About the camp

A focused week for the next generation of ML-for-health researchers

The AHLI Health AI Summer Camp is a week-long intensive designed to give late-stage PhD students and early-career postdocs the rigor, tools, and community to do excellent machine learning for health.

Our goal

Machine learning for health sits between two demanding fields. Doing it well means understanding both the methods and the clinical realities they touch. The camp exists to help late-stage PhD students and early-career postdocs build that combined fluency in a concentrated, supportive setting.

The week is hands-on by design. Concept sessions are paired with guided lab work, and the cohort is kept small — 40 researchers — for genuine discussion and mentorship.

Who it's for

The camp is aimed at late-stage PhD students and early-career postdocs whose research involves machine learning for health (ML4H). Participants typically have a working foundation in machine learning and want to deepen their practice in the health setting specifically — data, evaluation, study design, and translation.

What makes it different

  • Project-driven. Every day pushes your own project forward, not just your notes.
  • Realistic data. Labs use synthetic clinical data modeled on MIMIC-IV structure.
  • Current methods. Coverage spans classical models through the foundation-model landscape.
  • Small cohort. 40 participants, for real conversation with instructors and peers.

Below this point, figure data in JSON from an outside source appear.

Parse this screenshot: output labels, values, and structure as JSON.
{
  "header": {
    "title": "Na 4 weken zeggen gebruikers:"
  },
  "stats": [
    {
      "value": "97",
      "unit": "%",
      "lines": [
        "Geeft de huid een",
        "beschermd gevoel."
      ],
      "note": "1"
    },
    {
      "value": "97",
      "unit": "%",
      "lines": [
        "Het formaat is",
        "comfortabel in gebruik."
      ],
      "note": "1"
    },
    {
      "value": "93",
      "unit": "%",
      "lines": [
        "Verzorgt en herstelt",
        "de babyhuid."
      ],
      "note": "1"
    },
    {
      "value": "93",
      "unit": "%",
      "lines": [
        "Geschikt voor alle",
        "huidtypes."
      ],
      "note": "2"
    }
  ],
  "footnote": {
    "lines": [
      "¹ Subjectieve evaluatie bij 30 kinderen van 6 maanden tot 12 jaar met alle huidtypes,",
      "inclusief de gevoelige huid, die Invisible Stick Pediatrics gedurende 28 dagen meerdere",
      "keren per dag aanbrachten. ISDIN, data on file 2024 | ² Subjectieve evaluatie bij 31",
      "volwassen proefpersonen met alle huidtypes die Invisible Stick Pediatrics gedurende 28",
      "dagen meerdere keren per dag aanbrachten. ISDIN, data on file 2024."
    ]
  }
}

The Project Workbook. A private thinking aid you keep for your own project — four short parts across Days 1–4. It isn't graded; its job is to sharpen how you think, and to leave you with a structured reference you can bring back to your own research.

Support and partners

The camp is supported by the Gordon and Betty Moore Foundation and held in Seattle alongside the Conference on Health, Inference, and Learning (CHIL), connecting participants to the wider health-AI research community.